Petit à petit l'espace se réduit.
La cuisine est devenue hors limites il y a de nombreux mois déjà. Jamais propre, jamais accessible. Toujours à se marcher dessus, les rares moments à y exister ensemble. Une grande cuisine, pourtant, mais des normes d'hygiène et des attentes sur le rangement drastiquement différentes. Et ce renoncement qui devait être fait pour faire réagir : "tant que c'est comme ça, je n'y entre pas". Grosse maline. Plus de cuisine.
La salle de bains : envahie de piles de linges, le sale d'un côté, les panières pleines de propre jamais rangé de l'autre. C'était une bonne idée, pourtant, semblait-il. Une panière par habitant, à poser dans la chambre concernée une fois par semaine. Chacun range sa part. Jamais fait. Trop compliqué, encore. Et le linge sale des garçons qui surgit par sacs entiers, d'un coup, qui bloque tout le temps d'évacuer la corvée. La faute d'un gosse qui n'est même pas le mien qui trouve le couloir trop long. Sans parler de l'irracontable dégueulasserie.

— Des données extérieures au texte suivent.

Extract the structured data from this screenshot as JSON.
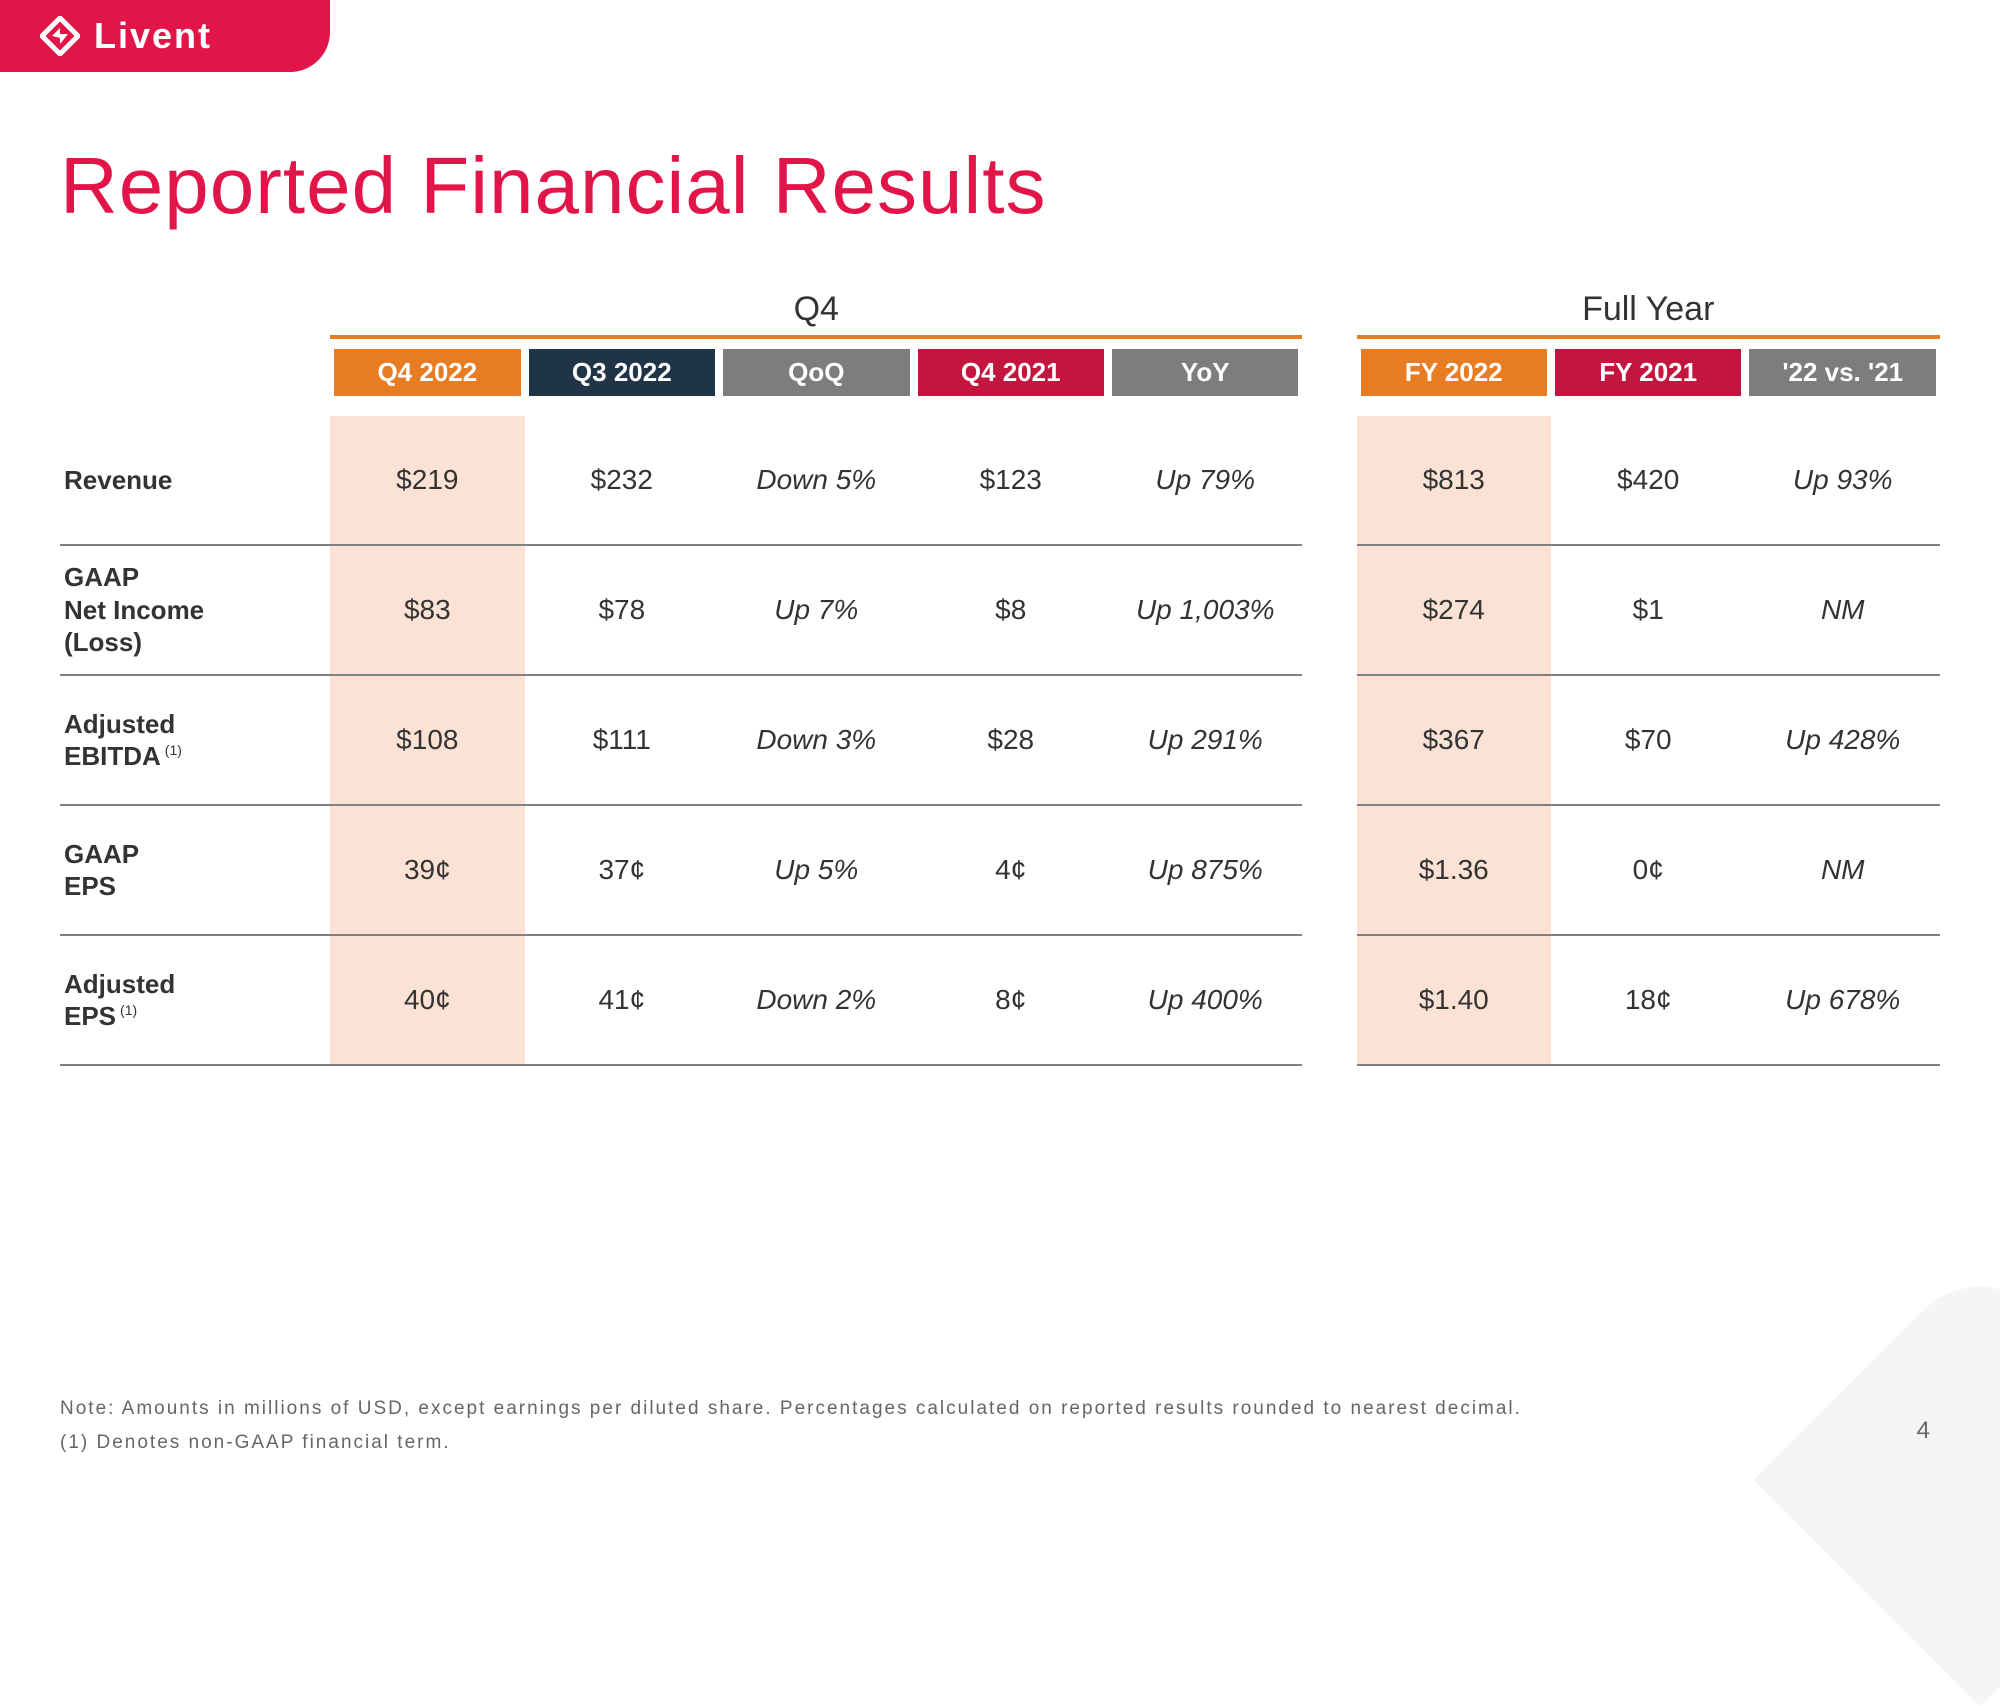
{
  "brand": {
    "name": "Livent"
  },
  "colors": {
    "brand": "#e21549",
    "orange": "#e77c22",
    "navy": "#203448",
    "gray": "#7d7d7d",
    "crimson": "#c3163f",
    "peach": "#fbe2d4",
    "text": "#333333"
  },
  "title": "Reported Financial Results",
  "sections": {
    "q4": "Q4",
    "fy": "Full Year"
  },
  "columns": {
    "q4": [
      {
        "label": "Q4 2022",
        "bg": "#e77c22"
      },
      {
        "label": "Q3 2022",
        "bg": "#203448"
      },
      {
        "label": "QoQ",
        "bg": "#7d7d7d"
      },
      {
        "label": "Q4 2021",
        "bg": "#c3163f"
      },
      {
        "label": "YoY",
        "bg": "#7d7d7d"
      }
    ],
    "fy": [
      {
        "label": "FY 2022",
        "bg": "#e77c22"
      },
      {
        "label": "FY 2021",
        "bg": "#c3163f"
      },
      {
        "label": "'22 vs. '21",
        "bg": "#7d7d7d"
      }
    ]
  },
  "rows": [
    {
      "label": "Revenue",
      "sup": "",
      "q4": [
        "$219",
        "$232",
        "Down 5%",
        "$123",
        "Up 79%"
      ],
      "fy": [
        "$813",
        "$420",
        "Up 93%"
      ]
    },
    {
      "label": "GAAP\nNet Income\n(Loss)",
      "sup": "",
      "q4": [
        "$83",
        "$78",
        "Up 7%",
        "$8",
        "Up 1,003%"
      ],
      "fy": [
        "$274",
        "$1",
        "NM"
      ]
    },
    {
      "label": "Adjusted\nEBITDA",
      "sup": "(1)",
      "q4": [
        "$108",
        "$111",
        "Down 3%",
        "$28",
        "Up 291%"
      ],
      "fy": [
        "$367",
        "$70",
        "Up 428%"
      ]
    },
    {
      "label": "GAAP\nEPS",
      "sup": "",
      "q4": [
        "39¢",
        "37¢",
        "Up 5%",
        "4¢",
        "Up 875%"
      ],
      "fy": [
        "$1.36",
        "0¢",
        "NM"
      ]
    },
    {
      "label": "Adjusted\nEPS",
      "sup": "(1)",
      "q4": [
        "40¢",
        "41¢",
        "Down 2%",
        "8¢",
        "Up 400%"
      ],
      "fy": [
        "$1.40",
        "18¢",
        "Up 678%"
      ]
    }
  ],
  "italic_cols_q4": [
    2,
    4
  ],
  "italic_cols_fy": [
    2
  ],
  "highlight_cols": {
    "q4": 0,
    "fy": 0
  },
  "notes": {
    "line1": "Note: Amounts in millions of USD, except earnings per diluted share.  Percentages calculated on reported results rounded to nearest decimal.",
    "line2": "(1)   Denotes non-GAAP financial term."
  },
  "page_number": "4"
}
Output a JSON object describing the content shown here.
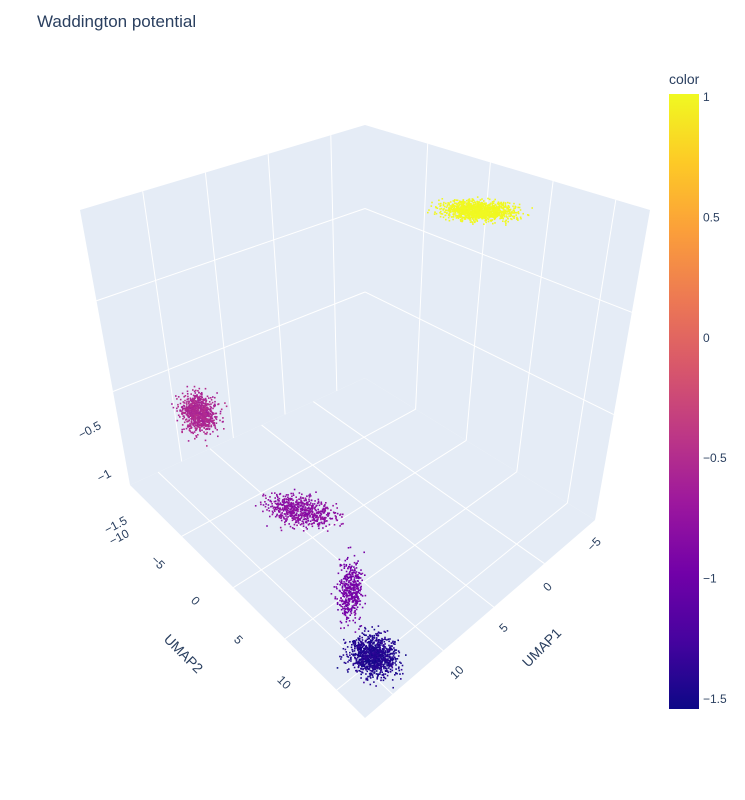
{
  "chart_data": {
    "type": "scatter3d",
    "title": "Waddington potential",
    "x_axis": {
      "title": "UMAP1",
      "ticks": [
        "−5",
        "0",
        "5",
        "10"
      ]
    },
    "y_axis": {
      "title": "UMAP2",
      "ticks": [
        "−10",
        "−5",
        "0",
        "5",
        "10"
      ]
    },
    "z_axis": {
      "title": "",
      "ticks": [
        "−0.5",
        "−1",
        "−1.5"
      ]
    },
    "colorbar": {
      "title": "color",
      "range": [
        -1.55,
        1
      ],
      "ticks": [
        "1",
        "0.5",
        "0",
        "−0.5",
        "−1",
        "−1.5"
      ],
      "colorscale": [
        "#0d0887",
        "#46039f",
        "#7201a8",
        "#9c179e",
        "#bd3786",
        "#d8576b",
        "#ed7953",
        "#fb9f3a",
        "#fdca26",
        "#f0f921"
      ]
    },
    "clusters": [
      {
        "umap1": -10,
        "umap2": -8,
        "color_value": 1.0
      },
      {
        "umap1": 0,
        "umap2": -8,
        "color_value": -0.55
      },
      {
        "umap1": 4,
        "umap2": 0,
        "color_value": -0.8
      },
      {
        "umap1": 6,
        "umap2": 3,
        "color_value": -0.95
      },
      {
        "umap1": 9,
        "umap2": 8,
        "color_value": -1.45
      }
    ],
    "grid": true,
    "legend_placement": "right"
  }
}
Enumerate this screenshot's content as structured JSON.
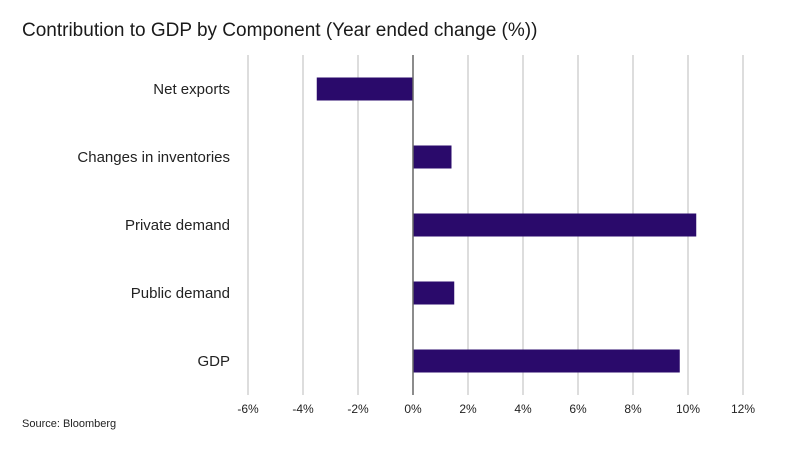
{
  "title": "Contribution to GDP by Component (Year ended change (%))",
  "source": "Source: Bloomberg",
  "colors": {
    "bar": "#2a0a6b",
    "gridline": "#bbbbbb",
    "zero_axis": "#666666",
    "text": "#222222"
  },
  "chart_data": {
    "type": "bar",
    "orientation": "horizontal",
    "categories": [
      "Net exports",
      "Changes in inventories",
      "Private demand",
      "Public demand",
      "GDP"
    ],
    "values": [
      -3.5,
      1.4,
      10.3,
      1.5,
      9.7
    ],
    "xlim": [
      -6,
      12
    ],
    "xticks": [
      -6,
      -4,
      -2,
      0,
      2,
      4,
      6,
      8,
      10,
      12
    ],
    "xtick_labels": [
      "-6%",
      "-4%",
      "-2%",
      "0%",
      "2%",
      "4%",
      "6%",
      "8%",
      "10%",
      "12%"
    ],
    "grid": "vertical",
    "legend": "none"
  }
}
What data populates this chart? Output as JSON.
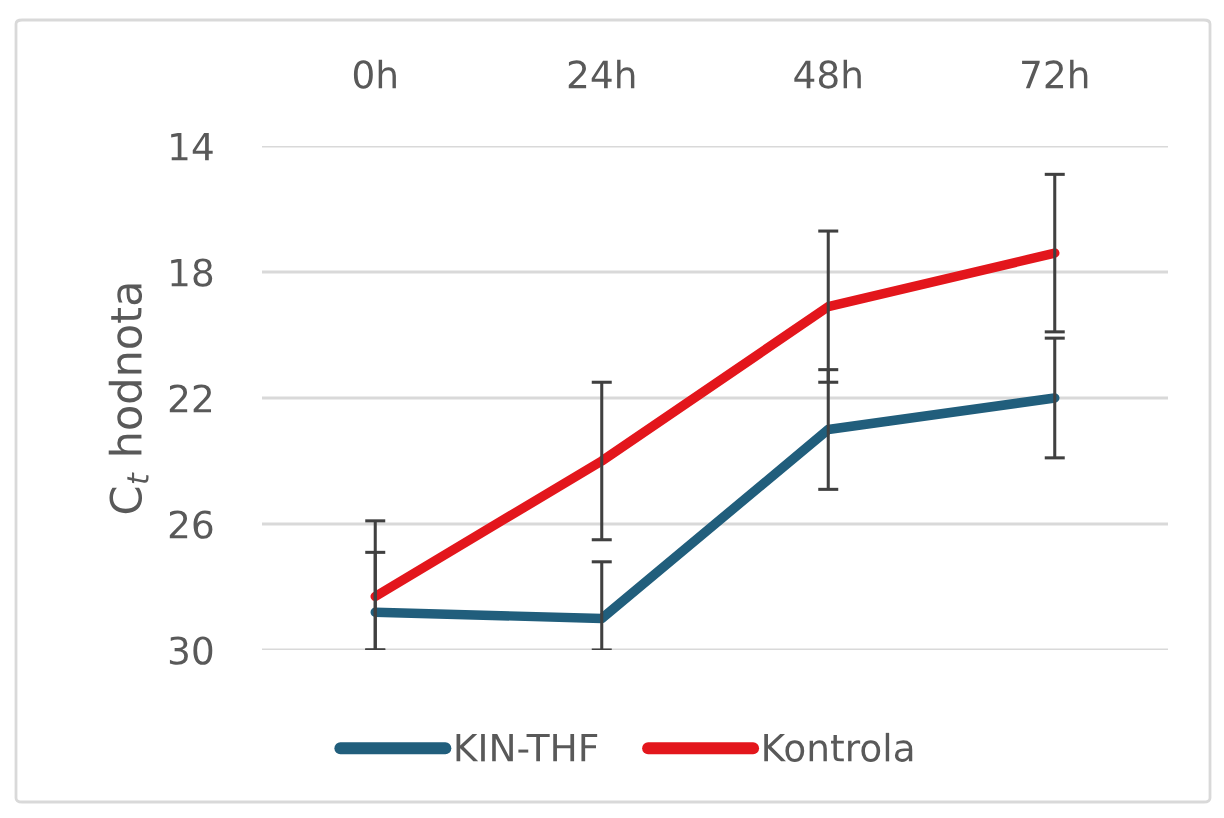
{
  "chart_data": {
    "type": "line",
    "ylabel": "C$_{t}$ hodnota",
    "categories": [
      "0h",
      "24h",
      "48h",
      "72h"
    ],
    "series": [
      {
        "name": "KIN-THF",
        "color": "#215e7c",
        "values": [
          28.8,
          29.0,
          23.0,
          22.0
        ],
        "errors": [
          [
            26.9,
            30
          ],
          [
            27.2,
            30
          ],
          1.9,
          1.9
        ]
      },
      {
        "name": "Kontrola",
        "color": "#e3161c",
        "values": [
          28.3,
          24.0,
          19.1,
          17.4
        ],
        "errors": [
          [
            25.9,
            30
          ],
          2.5,
          2.4,
          2.5
        ]
      }
    ],
    "ylim": [
      30,
      14
    ],
    "yticks": [
      14,
      18,
      22,
      26,
      30
    ],
    "grid": "y",
    "legend": "bottom",
    "marker": "none",
    "line_style": "solid"
  }
}
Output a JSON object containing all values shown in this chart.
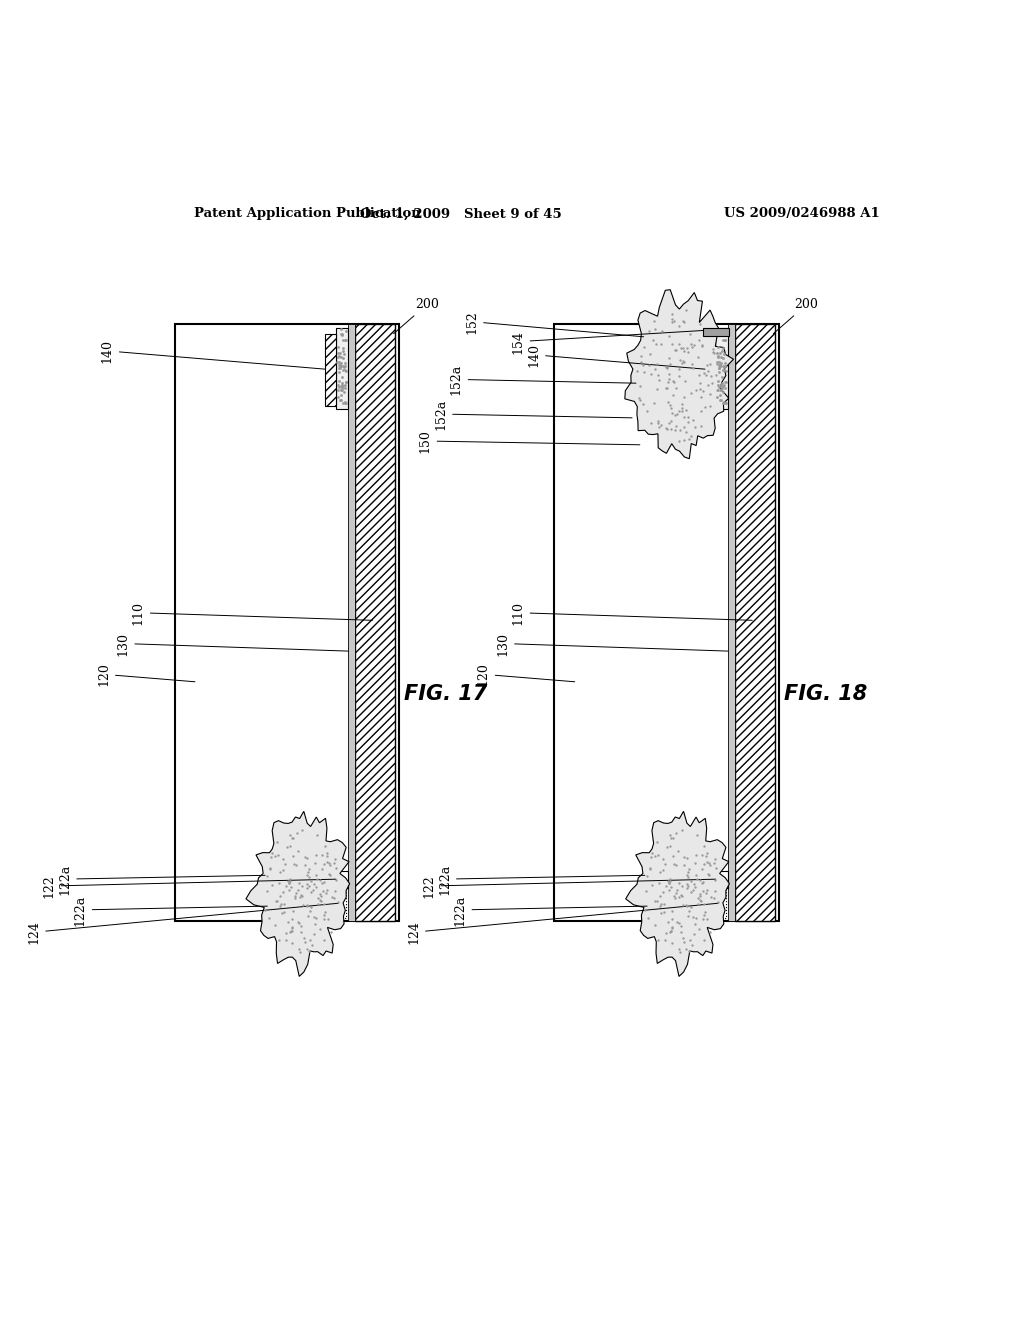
{
  "background_color": "#ffffff",
  "header_left": "Patent Application Publication",
  "header_mid": "Oct. 1, 2009   Sheet 9 of 45",
  "header_right": "US 2009/0246988 A1",
  "fig17_label": "FIG. 17",
  "fig18_label": "FIG. 18"
}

Le salon devenu lieu de sommeil, aussi, abandonné. Il semblait humain de laisser à l'autre "son" espace qui ne redevient commun qu'au moment des repas partagés, comme si de rien n'était. Envie de vomir plutôt que de manger, souvent, devant le spectacle du déni.
Même ma chambre. Occupée cinq jours par semaine de 9 heures à 18 heures au moins. Sans aucun scrupule à s'attarder. Pièce dans laquelle, si la porte n'est pas fermée, on regarde, on entre sans prévenir, on interrompt.
Reste le lit. Même s'il a fallu batailler pour le déclarer zone interdite, à mon usage exclusif réservé. A part les chats. 2,8 mètres carrés où planquer le peu qui reste de ma vie intime. Enfin intime, calmons-nous. Hors de question d'en faire quoi que ça soit d'autre que ma retraite. Pas de changement d'agencement possible, non plus, pour le moment.
Litanie de la relativisation : c'est pas grave, c'est que du matériel, c'est à durée limitée, ok ça paraît long, pourquoi s'infliger ça, pourquoi être la seule à s'obstiner à considérer les autres, j'en rirai plus tard, déjà trois mois, tiens bon, c'est rien, il y aura un après.
Mais ne pas avoir envie d'en rire. Du tout. Rentrer parce que les enfants sont là, enfin au moins un, l'autre, une semaine sur deux. Rentrer parce que c'est le seul endroit possible. Rentrer parce que quand même, c'est chez moi, bordel. Mais n'avoir qu'une envie, à de rares moments près, quand j'y suis : être ailleurs. Tant que je ne peux pas refaire mon nid, m'y planquer.
2,8 m². C'est pas lourd, sauf dans ma tête et mes tripes.